VPQHC supports the State of Vermont in the annual production of the Hospital Community Reports, also known as the Hospital Report Card.Through our work with individual hospitals and the State, we compile data on healthcare associated infections (HAI) and nurse staffing, ensuring data are accurate and presented in an accessible way to healthcare consumers. The individualized training, technical assistance, and support we provided hospitals enabled hospital staff to utilize National Health Care Safety Network (NHSN) data more effectively for internal monitoring and reporting processes. High quality data empower healthcare consumers to make informed decisions about where to obtain their care in Vermont and encourages hospitals to support quality improvement projects.

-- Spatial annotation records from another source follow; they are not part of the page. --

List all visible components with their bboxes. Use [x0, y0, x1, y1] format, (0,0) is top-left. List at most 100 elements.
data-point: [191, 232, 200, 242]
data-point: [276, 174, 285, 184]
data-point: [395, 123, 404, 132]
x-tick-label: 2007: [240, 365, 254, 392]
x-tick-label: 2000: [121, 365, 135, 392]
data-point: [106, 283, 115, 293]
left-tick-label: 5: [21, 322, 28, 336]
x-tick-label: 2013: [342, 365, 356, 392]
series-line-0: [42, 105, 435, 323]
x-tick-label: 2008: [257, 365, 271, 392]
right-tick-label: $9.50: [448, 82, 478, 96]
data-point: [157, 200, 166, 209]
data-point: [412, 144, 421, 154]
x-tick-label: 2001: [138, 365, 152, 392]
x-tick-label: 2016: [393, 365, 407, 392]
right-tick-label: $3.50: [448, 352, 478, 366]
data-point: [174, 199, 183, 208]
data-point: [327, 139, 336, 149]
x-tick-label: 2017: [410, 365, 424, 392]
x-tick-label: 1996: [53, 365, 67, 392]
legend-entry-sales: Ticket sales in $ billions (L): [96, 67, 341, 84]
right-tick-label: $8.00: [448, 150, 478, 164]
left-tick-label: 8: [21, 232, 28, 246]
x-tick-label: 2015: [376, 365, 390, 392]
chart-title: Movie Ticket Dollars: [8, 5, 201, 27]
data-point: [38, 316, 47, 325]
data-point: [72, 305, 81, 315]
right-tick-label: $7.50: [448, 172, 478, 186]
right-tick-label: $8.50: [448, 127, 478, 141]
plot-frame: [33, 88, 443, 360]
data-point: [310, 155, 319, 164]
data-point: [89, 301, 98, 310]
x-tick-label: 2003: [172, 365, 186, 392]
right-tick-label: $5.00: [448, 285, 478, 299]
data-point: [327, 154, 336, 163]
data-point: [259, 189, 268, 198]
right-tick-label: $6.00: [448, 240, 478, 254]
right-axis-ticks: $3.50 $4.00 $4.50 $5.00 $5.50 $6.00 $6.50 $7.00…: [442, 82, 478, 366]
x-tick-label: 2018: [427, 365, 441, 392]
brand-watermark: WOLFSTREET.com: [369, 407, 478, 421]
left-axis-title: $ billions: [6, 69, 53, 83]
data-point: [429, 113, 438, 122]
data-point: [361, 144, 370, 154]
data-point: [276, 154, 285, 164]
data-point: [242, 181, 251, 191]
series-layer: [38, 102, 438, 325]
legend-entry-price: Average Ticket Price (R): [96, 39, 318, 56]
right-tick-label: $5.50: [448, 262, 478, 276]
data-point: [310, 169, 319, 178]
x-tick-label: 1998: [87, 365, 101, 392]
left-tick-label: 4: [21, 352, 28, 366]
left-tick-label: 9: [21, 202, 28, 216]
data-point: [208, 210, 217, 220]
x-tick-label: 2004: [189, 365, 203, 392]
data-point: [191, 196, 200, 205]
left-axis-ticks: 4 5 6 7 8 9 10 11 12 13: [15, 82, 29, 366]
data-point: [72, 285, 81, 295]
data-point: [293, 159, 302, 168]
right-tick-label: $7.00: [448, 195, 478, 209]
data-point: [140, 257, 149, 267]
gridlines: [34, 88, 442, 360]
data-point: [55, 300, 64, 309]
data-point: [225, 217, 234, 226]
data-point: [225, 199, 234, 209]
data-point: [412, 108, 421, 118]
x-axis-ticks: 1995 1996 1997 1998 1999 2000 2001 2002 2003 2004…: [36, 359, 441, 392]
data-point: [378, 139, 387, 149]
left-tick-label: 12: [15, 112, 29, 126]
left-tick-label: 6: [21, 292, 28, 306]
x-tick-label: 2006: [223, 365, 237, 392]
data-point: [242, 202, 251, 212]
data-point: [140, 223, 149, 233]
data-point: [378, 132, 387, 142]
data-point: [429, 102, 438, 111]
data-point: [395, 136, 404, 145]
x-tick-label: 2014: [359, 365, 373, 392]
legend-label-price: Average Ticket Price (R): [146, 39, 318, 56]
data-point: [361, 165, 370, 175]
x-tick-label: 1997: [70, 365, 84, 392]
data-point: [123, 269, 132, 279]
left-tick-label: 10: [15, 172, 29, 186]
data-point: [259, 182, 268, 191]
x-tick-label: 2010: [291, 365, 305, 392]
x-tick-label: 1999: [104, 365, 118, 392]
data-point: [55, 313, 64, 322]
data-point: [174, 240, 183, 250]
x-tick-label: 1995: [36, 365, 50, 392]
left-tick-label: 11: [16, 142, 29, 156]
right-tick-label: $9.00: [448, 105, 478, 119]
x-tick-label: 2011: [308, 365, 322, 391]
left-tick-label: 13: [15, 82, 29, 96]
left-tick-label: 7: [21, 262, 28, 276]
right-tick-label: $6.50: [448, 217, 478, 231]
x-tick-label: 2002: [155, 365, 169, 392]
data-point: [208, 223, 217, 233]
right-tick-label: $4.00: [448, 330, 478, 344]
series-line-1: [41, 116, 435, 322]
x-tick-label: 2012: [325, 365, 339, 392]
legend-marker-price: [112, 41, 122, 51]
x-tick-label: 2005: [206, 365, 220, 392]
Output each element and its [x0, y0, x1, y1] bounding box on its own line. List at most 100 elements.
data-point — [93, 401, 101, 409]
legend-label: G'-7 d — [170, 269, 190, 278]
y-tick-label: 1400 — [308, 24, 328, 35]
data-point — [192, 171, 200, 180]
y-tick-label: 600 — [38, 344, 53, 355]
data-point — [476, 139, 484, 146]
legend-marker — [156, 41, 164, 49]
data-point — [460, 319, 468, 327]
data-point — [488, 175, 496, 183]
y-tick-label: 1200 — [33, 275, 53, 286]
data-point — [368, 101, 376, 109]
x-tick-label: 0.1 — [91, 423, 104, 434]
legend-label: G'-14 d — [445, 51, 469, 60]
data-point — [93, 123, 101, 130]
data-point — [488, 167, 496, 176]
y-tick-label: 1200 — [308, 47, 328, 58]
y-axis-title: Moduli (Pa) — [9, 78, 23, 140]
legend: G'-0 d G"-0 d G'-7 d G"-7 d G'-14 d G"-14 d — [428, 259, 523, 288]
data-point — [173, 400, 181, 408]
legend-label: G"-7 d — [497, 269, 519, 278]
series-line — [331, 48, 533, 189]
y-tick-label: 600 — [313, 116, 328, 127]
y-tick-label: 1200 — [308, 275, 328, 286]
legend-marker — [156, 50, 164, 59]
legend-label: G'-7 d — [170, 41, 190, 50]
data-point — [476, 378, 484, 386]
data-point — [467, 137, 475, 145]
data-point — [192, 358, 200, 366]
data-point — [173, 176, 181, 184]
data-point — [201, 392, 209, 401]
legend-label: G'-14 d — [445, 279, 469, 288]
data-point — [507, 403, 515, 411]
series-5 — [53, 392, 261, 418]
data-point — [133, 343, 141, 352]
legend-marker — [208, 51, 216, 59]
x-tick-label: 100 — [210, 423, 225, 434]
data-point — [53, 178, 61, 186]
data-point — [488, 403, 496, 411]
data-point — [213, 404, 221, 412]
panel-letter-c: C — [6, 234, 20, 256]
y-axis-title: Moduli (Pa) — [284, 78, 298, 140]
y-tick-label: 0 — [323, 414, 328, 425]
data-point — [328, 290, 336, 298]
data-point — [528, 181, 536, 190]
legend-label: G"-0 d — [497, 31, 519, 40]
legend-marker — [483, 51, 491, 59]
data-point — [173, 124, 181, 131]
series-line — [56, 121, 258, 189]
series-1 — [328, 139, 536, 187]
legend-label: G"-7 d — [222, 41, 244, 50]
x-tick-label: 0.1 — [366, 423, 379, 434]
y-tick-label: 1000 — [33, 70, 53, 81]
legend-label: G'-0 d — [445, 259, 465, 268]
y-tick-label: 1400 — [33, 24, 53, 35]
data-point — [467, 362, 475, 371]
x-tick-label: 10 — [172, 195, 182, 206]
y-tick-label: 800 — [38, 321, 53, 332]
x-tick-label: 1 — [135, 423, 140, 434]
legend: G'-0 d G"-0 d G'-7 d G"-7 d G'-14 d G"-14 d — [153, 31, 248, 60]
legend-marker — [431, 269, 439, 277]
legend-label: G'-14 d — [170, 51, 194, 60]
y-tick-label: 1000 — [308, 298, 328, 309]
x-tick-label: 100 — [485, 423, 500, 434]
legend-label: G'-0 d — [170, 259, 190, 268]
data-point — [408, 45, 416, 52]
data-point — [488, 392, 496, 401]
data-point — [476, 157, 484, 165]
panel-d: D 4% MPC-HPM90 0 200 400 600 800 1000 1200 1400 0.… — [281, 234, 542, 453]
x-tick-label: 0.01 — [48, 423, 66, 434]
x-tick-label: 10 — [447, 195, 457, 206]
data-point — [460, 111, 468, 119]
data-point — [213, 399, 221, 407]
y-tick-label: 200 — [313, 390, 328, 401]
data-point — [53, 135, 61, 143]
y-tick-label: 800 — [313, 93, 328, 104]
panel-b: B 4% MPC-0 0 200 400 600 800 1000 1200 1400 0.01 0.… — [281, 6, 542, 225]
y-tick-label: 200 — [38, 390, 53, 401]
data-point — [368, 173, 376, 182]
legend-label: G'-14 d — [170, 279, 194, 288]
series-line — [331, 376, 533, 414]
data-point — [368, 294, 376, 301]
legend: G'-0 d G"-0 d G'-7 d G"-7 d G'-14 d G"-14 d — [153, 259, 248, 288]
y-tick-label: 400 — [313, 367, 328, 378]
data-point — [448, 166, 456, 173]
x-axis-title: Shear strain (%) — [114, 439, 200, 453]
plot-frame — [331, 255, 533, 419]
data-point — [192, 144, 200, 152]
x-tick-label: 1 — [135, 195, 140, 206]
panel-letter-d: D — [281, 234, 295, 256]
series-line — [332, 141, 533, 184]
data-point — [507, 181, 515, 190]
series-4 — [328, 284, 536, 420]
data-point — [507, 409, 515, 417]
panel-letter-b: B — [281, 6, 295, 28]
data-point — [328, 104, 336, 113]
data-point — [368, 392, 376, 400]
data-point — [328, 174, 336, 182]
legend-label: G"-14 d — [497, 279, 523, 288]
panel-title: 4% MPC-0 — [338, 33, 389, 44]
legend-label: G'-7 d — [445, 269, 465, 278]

The Vermont Program for Quality in Health Care (VPQHC)/ Vermont Association of Hospital and Health Systems (VAHHS) peer review process includes the routine review of patient charts to identify potential quality concerns that can be used to educate and evaluate physician performance.VPQHC, as a state designated peer protected organization, facilitates this process by hosting a statewide peer review portal on its website.This portal enables physician to physician connections and represents 64 different specialties. Hospitals have used the portal to augment their internal peer review processes, to ensure high quality medical care for their patients.